Organische und gedruckte Elektronik am Wendepunkt
Von der Technologievision zur Industrie
Der gedruckten Elektronik liegt die Idee zu Grunde, durch die Kombination von Druckverfahren mit neuen funktionalen Materialien sehr kostengünstige elektronische Produkte herzustellen. Der Einsatz von Drucktechnologien mit sehr hohem Durchsatz sorgt hierbei für niedrige Kosten, die im klassischen Druck verwendete Farbtinte wird durch organische und druckbare Funktionsmaterialien ersetzt. Doch die Wirklichkeit folgt nicht der reinen Lehre und ist damit komplexer. In der Praxis hat sich beispielsweise gezeigt, dass die für derzeitige Druckerzeugnisse entwickelten Maschinen für die Herstellung elektronischer Bauteile modifiziert und Verfahren optimiert werden müssen. Nicht nur organische oder polymere Materialien kommen zum Zug, sondern auch anorganische Materialien wie Metalltinten.

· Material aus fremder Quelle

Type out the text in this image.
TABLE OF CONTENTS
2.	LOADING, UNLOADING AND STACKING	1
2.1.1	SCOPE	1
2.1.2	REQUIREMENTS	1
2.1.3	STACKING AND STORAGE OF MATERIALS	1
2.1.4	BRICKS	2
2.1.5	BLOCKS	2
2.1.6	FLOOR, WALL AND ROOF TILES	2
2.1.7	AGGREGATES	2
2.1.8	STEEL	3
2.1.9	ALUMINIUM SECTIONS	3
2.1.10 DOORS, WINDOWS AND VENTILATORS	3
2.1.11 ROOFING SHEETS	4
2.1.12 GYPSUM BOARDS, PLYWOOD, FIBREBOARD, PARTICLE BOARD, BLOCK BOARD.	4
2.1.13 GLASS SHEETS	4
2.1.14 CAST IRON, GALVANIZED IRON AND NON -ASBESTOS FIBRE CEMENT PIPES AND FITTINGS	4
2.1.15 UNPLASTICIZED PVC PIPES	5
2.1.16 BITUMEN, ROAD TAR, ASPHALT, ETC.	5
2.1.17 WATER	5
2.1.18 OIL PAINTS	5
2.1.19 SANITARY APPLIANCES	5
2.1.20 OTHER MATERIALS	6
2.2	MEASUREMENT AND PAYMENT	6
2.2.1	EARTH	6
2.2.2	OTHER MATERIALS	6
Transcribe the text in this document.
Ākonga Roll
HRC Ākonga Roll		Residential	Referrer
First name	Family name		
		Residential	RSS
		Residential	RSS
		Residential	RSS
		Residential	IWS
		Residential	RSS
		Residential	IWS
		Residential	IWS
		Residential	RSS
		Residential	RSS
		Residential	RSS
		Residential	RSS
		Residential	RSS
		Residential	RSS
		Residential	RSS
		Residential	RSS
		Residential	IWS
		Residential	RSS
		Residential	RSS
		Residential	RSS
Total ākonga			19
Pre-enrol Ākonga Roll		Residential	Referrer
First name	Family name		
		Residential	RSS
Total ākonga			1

In diesen Bereichen wurden in den letzten Jahren große Fortschritte erzielt. Diese wurde auf der LOPE-C, der führenden Messe und Konferenz auf diesem Gebiet, die im Juni 2013 in München stattfand, deutlich. Die LOPE-C fand erneut unter der gemeinsamen Regie der OE-A (Organic and Printed Electronics Association) und der Messe München statt. 110 Aussteller aus aller Welt präsentierten dort über 1.800 Besuchern aus 40 Ländern neue Produkte, Anwendungen, Materialien und Maschinen. Auf der LOPE-C wurde nun erstmals das Pflänzchen sichtbar, welches aus dieser Vision erwächst: eine Industrie der gedruckten und organischen Elektronik.
Erhebliche Investitionen
In den vergangenen fünf Jahren sind erhebliche Investitionen in die Technologie der gedruckten Elektronik geflossen. Mit über 200 Mio. € an Fördermitteln allein von der Europäischen Kommission und zusammen mit nationalen und lokalen Fördermitteln werden die öffentlichen Investitionen auf eine halbe Milliarde Euro geschätzt. Gemeinsam mit den privaten Investitionen, z.B. durch die Industrie, wurde in diesem Zeitraum eine Summe von ca. 2,5 Mrd. € allein in Europa investiert.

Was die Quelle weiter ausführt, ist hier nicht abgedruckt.